L'UE a déclaré qu'elle craignait que la société n'ait pas rendu ce choix aussi facile qu'il aurait dû l'être pour les utilisateurs et qu'elle allait enquêter à ce sujet.

La loi exige également que les plateformes "gardiennes" obtiennent le consentement explicite des utilisateurs lorsqu'elles ont l'intention de combiner les données d'une personne sur différentes plateformes, comme c'est le cas pour les plateformes Facebook et Instagram de Meta.

Pour tenter de se conformer à ces règles, Meta a mis en place une politique de "paiement ou de suivi", en vertu de laquelle les consommateurs qui ne consentent pas à ce que leurs données soient collectées et combinées de la sorte devront payer 9,99 euros (10,82 dollars) pour obtenir des versions sans publicité des applications. Suite à des questions sur la légalité de l'abonnement, Meta a déclaré la semaine dernière qu'elle pourrait réduire le tarif à 5,99 euros.

Lundi, l'Union européenne a déclaré que ce choix binaire ne constituait pas une véritable alternative pour les utilisateurs et qu'elle allait ouvrir une enquête.

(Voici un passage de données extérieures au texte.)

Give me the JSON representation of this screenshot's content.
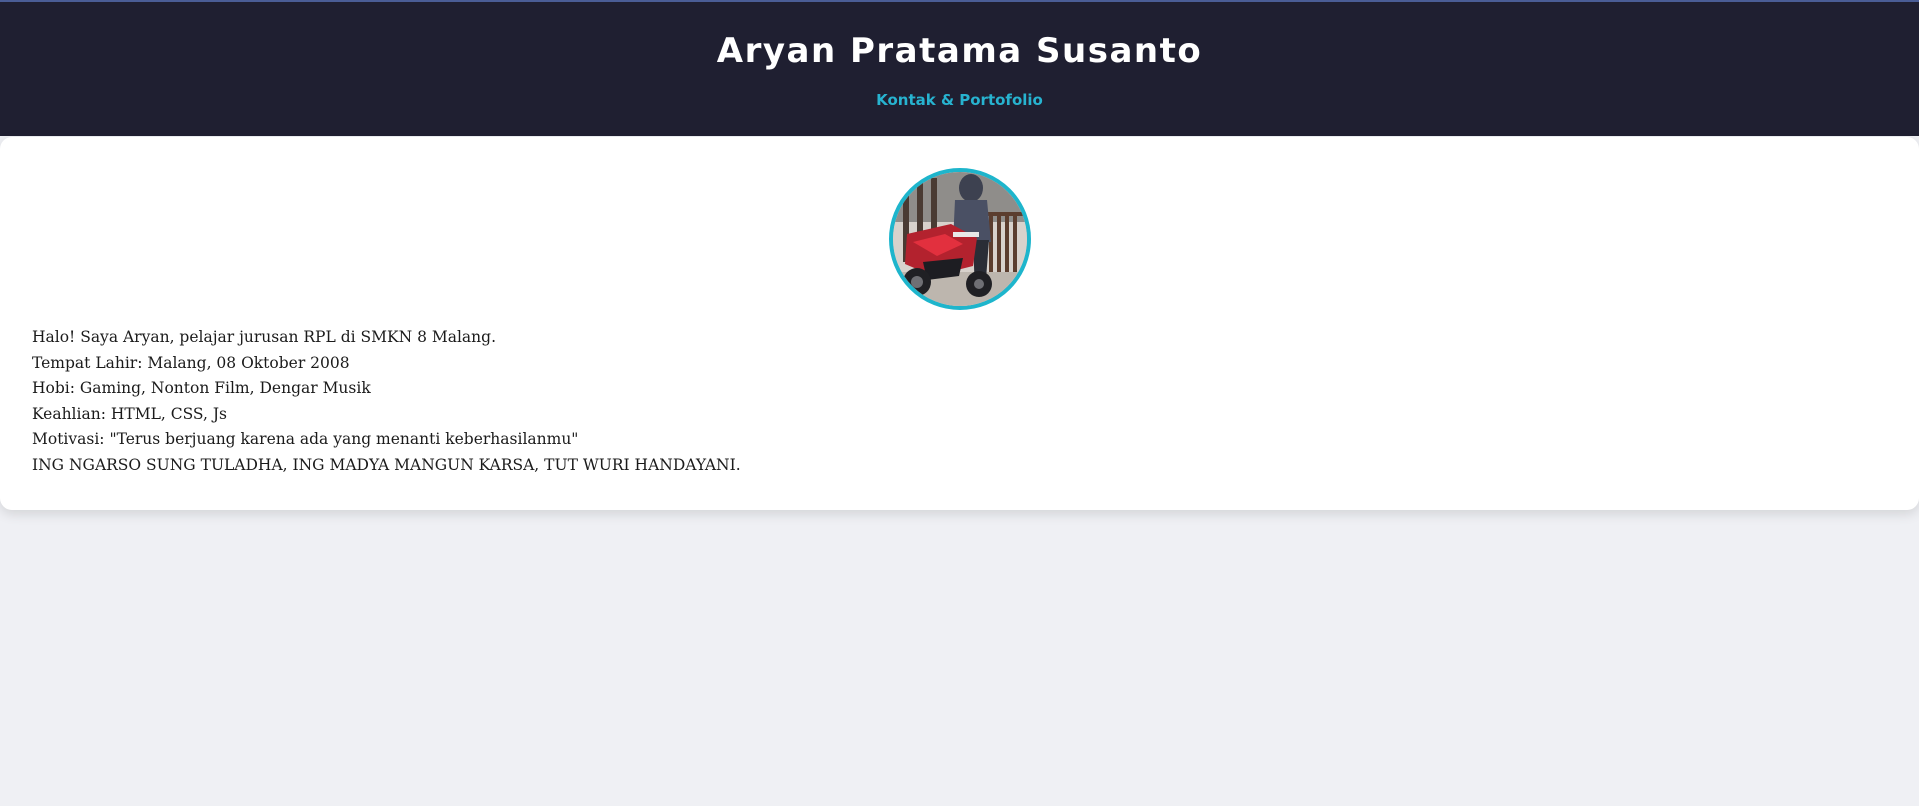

QU'ONT DIT LES ENTREPRISES ? Google, qui a apporté d'importantes modifications à ses services avant la date limite, a déclaré qu'il défendrait son approche dans les mois à venir. Apple a déclaré qu'elle était convaincue que son plan était conforme au DMA.

Un porte-parole de Meta a déclaré que l'entreprise s'efforçait de se conformer aux orientations de la loi.

"Les abonnements comme alternative à la publicité sont un modèle commercial bien établi dans de nombreuses industries, et nous avons conçu Subscription for No Ads pour répondre à plusieurs obligations réglementaires qui se chevauchent, y compris la DMA", a déclaré Meta.